I hope I'm not oversimplifying the fact that sesame oil and soy sauce can be found in...geez, I can't even make an educated guess as to how many Asian recipes call for both ingredients at some point. Certainly a whole bunch, for lack of comprehensive data on Asian dishes. Hurry up, Ferràn, the world needs you. But the fact remains that adding these two ingredients to a reasonably willing dish will turn it Asian. "Reasonably willing" means no outspokenly conflicting ingredients. Examples: you don't want soy sauce in your fettuccine alfredo and you don't want sesame oil in your pimento cheese. Let's just stay away from dairy altogether, as a good rule of thumb.
Here are a few recipes to test this theory:
- Canard À L'Orangina
- Honey-Baked Pistachio Wings
- Rapini with Chile and Meyer Lemon
- Grilled Avocado with Quinoa Salad
- Grilled Salt and Pepper Tuna
- Pork and Pineapple Kebabs
- Pickled Shrimp with Fennel
- Massaged Kale Salad
- Avocado Cream Pasta Sauce
So if you're craving Chinese, but don't want the salt or fat that comes standard with most Chinese lunch menu deals (and you have reasonably willing leftovers in the fridge), add a few shakes of the dynamic duo and see what happens. Make "anything" fried rice or noodles with diced up leftover meat and vegetables.

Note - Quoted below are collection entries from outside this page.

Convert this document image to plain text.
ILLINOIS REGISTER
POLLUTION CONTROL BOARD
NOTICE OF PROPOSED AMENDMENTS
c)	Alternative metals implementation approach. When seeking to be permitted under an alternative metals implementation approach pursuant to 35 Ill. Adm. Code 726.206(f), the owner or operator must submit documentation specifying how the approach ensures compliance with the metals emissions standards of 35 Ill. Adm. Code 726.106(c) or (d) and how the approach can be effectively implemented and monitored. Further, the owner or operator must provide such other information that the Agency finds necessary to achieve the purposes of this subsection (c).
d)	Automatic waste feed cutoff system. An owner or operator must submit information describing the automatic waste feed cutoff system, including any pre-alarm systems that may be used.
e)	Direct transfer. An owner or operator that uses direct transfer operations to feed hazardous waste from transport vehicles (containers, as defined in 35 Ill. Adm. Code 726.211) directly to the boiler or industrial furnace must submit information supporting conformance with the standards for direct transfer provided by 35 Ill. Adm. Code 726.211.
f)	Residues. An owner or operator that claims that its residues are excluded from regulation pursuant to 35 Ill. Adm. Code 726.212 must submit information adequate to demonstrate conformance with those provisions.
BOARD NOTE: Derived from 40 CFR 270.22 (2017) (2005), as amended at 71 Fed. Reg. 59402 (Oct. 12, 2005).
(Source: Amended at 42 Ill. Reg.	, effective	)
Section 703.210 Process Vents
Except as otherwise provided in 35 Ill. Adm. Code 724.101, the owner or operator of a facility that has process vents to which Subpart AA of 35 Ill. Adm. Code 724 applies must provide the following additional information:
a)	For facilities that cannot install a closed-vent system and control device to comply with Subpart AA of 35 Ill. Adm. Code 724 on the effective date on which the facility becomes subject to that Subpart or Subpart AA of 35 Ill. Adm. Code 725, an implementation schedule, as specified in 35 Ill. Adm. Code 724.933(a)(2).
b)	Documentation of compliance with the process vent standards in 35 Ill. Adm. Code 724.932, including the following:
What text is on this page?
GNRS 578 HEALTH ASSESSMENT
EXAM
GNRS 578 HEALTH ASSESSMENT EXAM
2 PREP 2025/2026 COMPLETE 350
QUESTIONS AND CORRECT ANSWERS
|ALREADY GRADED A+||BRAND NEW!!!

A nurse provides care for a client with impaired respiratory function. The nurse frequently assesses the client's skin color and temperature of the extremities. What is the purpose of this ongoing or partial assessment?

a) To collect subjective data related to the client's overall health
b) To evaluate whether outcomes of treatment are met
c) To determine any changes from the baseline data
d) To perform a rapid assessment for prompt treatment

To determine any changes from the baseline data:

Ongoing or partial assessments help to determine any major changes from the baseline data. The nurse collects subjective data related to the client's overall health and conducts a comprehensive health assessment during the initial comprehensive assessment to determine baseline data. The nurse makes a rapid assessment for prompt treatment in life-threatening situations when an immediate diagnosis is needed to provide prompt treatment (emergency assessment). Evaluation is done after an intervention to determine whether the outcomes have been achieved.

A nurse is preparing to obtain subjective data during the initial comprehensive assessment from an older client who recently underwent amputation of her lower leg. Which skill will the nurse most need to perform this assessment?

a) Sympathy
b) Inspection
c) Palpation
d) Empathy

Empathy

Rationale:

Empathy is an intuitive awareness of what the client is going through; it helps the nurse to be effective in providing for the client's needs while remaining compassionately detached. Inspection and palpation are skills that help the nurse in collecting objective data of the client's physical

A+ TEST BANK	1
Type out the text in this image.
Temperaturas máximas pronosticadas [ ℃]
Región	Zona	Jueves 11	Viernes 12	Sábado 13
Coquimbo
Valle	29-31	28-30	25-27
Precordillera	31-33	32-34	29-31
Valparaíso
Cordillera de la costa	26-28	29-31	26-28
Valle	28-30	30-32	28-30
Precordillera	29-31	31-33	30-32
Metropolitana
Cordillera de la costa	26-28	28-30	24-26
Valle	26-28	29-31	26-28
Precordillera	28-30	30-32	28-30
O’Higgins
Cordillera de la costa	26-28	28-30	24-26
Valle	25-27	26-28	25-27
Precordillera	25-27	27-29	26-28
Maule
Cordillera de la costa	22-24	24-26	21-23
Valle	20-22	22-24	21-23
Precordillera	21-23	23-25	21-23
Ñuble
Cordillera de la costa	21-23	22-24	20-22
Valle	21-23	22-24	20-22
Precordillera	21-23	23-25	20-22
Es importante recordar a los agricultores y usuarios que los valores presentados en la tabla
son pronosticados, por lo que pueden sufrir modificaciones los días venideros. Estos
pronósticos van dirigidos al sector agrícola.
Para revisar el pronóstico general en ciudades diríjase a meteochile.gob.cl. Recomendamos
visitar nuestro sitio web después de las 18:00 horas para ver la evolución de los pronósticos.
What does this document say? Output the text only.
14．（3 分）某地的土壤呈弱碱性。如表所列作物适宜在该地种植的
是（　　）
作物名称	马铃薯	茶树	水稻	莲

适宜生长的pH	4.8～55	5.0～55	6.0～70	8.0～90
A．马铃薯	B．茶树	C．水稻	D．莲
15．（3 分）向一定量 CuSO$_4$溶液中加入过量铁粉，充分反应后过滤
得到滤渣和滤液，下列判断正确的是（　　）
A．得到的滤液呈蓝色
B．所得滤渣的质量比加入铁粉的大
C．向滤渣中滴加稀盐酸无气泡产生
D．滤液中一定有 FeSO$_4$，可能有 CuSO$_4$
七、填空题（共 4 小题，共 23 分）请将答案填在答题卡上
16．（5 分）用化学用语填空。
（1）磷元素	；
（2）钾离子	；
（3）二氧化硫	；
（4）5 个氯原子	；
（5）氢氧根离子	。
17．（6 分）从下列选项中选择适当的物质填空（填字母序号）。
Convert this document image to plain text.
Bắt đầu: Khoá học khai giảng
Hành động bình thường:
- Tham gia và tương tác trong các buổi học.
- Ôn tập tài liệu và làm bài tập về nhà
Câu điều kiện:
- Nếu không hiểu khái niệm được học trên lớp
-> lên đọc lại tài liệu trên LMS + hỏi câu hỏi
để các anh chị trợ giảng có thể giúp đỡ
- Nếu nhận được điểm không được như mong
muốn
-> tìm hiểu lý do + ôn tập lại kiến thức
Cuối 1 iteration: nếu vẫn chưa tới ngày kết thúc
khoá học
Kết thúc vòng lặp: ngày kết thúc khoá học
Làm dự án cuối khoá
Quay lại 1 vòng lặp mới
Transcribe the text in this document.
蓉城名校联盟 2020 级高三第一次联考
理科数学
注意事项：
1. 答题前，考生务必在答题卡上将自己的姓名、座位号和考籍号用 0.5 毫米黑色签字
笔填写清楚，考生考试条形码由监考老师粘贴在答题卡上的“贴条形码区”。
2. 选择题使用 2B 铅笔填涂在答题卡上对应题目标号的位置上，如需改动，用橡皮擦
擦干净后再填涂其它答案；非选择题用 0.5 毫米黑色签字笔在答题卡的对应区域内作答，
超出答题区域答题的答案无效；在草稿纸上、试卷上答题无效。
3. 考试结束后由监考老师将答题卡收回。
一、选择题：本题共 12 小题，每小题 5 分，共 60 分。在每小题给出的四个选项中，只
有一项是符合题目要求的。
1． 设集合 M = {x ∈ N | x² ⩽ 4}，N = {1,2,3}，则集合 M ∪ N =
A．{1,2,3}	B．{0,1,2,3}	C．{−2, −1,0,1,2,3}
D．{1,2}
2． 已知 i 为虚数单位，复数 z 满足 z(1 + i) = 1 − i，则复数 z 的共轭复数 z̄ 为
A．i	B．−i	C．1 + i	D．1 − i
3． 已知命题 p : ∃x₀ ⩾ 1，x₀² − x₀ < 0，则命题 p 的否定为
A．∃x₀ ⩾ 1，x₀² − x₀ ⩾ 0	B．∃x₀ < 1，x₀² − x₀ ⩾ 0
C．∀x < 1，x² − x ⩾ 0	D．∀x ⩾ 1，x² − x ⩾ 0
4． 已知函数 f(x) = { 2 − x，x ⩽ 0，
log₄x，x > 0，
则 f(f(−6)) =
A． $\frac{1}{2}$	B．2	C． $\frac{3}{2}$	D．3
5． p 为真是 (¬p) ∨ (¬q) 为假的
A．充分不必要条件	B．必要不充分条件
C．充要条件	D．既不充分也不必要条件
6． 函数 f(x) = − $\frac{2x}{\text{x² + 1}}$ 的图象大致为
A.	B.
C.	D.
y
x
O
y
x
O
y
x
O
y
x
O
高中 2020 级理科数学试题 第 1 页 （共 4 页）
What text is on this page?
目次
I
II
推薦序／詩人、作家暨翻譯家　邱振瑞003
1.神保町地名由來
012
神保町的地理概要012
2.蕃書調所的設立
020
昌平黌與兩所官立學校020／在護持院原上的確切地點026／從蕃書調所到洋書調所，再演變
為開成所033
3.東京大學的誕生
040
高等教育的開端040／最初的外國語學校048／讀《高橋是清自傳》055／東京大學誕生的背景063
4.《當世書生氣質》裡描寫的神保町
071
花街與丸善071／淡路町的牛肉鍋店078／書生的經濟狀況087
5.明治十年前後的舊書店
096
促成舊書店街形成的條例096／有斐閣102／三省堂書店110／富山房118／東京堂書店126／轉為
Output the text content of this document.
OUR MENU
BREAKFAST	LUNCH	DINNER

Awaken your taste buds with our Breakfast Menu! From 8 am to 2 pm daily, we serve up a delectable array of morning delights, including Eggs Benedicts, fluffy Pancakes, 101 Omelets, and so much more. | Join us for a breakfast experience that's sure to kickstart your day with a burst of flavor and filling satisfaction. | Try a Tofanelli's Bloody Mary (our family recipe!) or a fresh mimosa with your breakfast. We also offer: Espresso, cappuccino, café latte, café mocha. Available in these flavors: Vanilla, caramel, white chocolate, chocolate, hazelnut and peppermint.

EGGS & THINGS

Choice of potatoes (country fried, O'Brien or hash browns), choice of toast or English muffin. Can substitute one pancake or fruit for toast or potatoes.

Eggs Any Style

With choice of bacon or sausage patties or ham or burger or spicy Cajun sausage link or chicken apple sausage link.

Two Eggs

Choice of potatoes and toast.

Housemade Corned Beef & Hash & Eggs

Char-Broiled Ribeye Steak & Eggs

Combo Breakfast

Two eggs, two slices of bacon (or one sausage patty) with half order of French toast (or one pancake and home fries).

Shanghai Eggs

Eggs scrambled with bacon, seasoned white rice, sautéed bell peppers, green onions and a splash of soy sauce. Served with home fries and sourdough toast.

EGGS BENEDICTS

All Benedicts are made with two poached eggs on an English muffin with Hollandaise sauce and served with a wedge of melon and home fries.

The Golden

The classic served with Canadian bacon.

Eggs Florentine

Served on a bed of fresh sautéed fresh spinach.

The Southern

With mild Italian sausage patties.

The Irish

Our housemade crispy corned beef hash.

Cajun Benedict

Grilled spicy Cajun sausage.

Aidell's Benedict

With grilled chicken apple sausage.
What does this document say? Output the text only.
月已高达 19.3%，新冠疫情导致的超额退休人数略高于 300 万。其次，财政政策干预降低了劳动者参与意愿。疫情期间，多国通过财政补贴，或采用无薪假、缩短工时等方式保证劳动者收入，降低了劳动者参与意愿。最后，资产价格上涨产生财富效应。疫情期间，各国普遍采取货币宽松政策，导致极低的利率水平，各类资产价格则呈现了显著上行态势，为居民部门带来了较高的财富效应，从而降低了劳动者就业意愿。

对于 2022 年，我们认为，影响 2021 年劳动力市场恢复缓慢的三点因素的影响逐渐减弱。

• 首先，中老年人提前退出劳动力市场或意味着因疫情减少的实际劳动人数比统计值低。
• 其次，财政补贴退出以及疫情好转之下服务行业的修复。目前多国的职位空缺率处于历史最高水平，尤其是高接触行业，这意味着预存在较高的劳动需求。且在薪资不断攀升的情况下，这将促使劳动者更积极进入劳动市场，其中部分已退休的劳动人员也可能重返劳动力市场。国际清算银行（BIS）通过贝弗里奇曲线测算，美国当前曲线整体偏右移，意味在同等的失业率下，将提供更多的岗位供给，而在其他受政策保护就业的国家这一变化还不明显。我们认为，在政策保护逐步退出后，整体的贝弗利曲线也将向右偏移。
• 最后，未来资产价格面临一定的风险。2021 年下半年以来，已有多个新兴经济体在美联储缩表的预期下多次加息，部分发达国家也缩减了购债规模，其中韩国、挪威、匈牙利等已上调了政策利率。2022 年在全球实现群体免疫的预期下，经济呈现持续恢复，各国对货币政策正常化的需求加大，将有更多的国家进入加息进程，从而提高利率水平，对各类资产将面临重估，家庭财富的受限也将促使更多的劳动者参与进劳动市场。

A last thought about the pair: I think sesame oil is vastly better suited for seasoning than cooking — it loses its toasty, nutty flavor when heated past a light sauté and I find it more likely to smoke and burn. Ditto soy sauce, when cooked into something as permeable as a vegetable it sinks in so deeply you can barely taste past it. Think of them more like a finishing sauce or salad dressing and enjoy the bold flavors of your newly invented modern Asian dish.